Pietro Bucalossi (9 August 1905 – 15 March 1992) was an Italian physician and politician. He is remembered for his cancer research, and his austerity and small government policies while Mayor of Milan in the 1960s.

==Biography==

===Medical career===
Born in San Miniato, Tuscany, Pietro Bucalossi was a graduate in medicine and surgery from the University of Pisa. He became a prominent oncologist and an associate of the National Institute of Cancer (Istituto Nazionale dei Tumori; INT), and moved to Milan in 1934. He was a lifelong member of the "Italian League for the Fight against Cancer", and was also Director of the INT from 1956 to 1974. Additionally, he wrote several medical books with his protégé, Umberto Veronesi.

===War record===
In 1940, at the beginning of World War II, he began service as a medical captain in the Italian Royal Army. Following the events of 25 July (Benito Mussolini's deposition) in 1943, he left the army and entered both the Italian resistance movement and the National Liberation Committee as a member of the Action Party (Partito d'Azione; PdA). Although a committed partisan, by the end of the war he harboured a profound distrust of the Italian Communist Party (Partito Comunista Italiano; PCI) for its role in concealing the death of Mussolini.

===Political career===
In 1947, the Action Party disbanded and Bucalossi joined the Socialist Party of Italian Workers (Partito Socialista dei Lavoratori Italiani; PSLI), a breakaway from the Italian Socialist Party (Partito Socialista Italiano; PSI) that later became the Italian Democratic Socialist Party (Partito Socialista Democratico Italiano; PSDI). In 1958 he was elected on the PSDI list to represent Milan in the Chamber of Deputies, where he remained for six years before resigning to become Mayor of Milan in 1964.

Known for his strong personality and short temper, Bucalossi was a sincere believer in small government (despite his party's statist, social-democratic philosophy), similar to that of an American fiscal conservative. He introduced balanced budget and austerity policies, which cut the city administration's spending drastically, and opposed the creation of regional councils, sarcastically dubbing them "parlamentini" ("small parliaments"). However, he also secured enough funding to ensure the opening of several public parks, the expansion of Linate Airport, and the inauguration of the first Milan Metro underground railway line.

In 1967, he resigned as mayor due to a lack of support from his party colleagues, who were discomfited by his opposition to the pact then in place between the PSI and PSDI. He was re-elected a year later to the Chamber of Deputies as a representative of the Italian Republican Party (Partito Repubblicano Italiano; PRI). Bucalossi subsequently became the Minister of Public Works in Aldo Moro's fourth Cabinet from 1974 to 1976, where he introduced a construction permit law that sought to quell the rapid increase in illegal property construction ("abusivismo").

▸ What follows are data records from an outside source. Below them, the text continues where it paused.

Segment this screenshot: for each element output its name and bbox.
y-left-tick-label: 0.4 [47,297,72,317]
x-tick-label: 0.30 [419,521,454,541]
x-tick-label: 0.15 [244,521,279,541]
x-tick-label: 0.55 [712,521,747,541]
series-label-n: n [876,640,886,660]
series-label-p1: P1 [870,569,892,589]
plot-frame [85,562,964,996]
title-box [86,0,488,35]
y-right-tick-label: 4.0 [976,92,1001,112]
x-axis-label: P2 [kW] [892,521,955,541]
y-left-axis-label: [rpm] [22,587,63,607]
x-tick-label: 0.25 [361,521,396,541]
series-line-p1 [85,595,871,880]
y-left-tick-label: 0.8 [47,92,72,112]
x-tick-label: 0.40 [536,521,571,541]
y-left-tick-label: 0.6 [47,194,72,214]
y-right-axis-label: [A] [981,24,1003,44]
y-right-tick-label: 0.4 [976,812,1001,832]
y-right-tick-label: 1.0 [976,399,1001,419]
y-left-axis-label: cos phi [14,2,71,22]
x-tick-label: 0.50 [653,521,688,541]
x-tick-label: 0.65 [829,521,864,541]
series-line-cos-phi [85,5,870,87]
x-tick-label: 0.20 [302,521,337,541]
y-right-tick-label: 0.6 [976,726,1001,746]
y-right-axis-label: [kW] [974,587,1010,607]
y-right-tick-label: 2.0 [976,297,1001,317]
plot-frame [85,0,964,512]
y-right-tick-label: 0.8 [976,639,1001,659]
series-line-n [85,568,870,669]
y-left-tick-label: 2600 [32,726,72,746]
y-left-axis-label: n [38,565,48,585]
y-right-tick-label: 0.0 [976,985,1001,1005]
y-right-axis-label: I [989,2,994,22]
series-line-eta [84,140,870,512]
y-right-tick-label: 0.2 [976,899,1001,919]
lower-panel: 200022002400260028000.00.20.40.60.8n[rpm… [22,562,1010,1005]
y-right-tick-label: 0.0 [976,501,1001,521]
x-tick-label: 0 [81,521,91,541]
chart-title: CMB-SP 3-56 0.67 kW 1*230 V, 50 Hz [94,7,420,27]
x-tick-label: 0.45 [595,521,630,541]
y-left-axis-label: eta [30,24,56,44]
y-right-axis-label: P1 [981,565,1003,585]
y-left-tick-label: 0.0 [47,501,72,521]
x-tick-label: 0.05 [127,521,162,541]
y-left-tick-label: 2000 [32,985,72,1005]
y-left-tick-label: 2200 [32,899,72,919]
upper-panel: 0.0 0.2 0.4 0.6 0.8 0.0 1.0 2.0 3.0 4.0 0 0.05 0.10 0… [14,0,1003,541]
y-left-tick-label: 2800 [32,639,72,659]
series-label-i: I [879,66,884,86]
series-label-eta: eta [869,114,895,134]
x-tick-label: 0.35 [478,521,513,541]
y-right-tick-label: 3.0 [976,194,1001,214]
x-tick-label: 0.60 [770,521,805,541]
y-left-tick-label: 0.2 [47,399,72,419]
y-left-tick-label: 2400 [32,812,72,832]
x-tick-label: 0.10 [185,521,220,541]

In 1977, Bucalossi left the PRI in disagreement over the party's support for abortion, joining the Italian Liberal Party (Partito Liberale Italiano; PLI) soon afterwards. By this stage, he had become a leading critic of the Historic Compromise between the PCI and the Christian Democrats (Democrazia Cristiana; DC), arguing that the experience of having Communists in the governmental majority had brought about a decline in the wellbeing of the country.

After his time as a deputy came to an end in 1979, he left Italian politics and returned to his job as an oncologist. He died in 1992.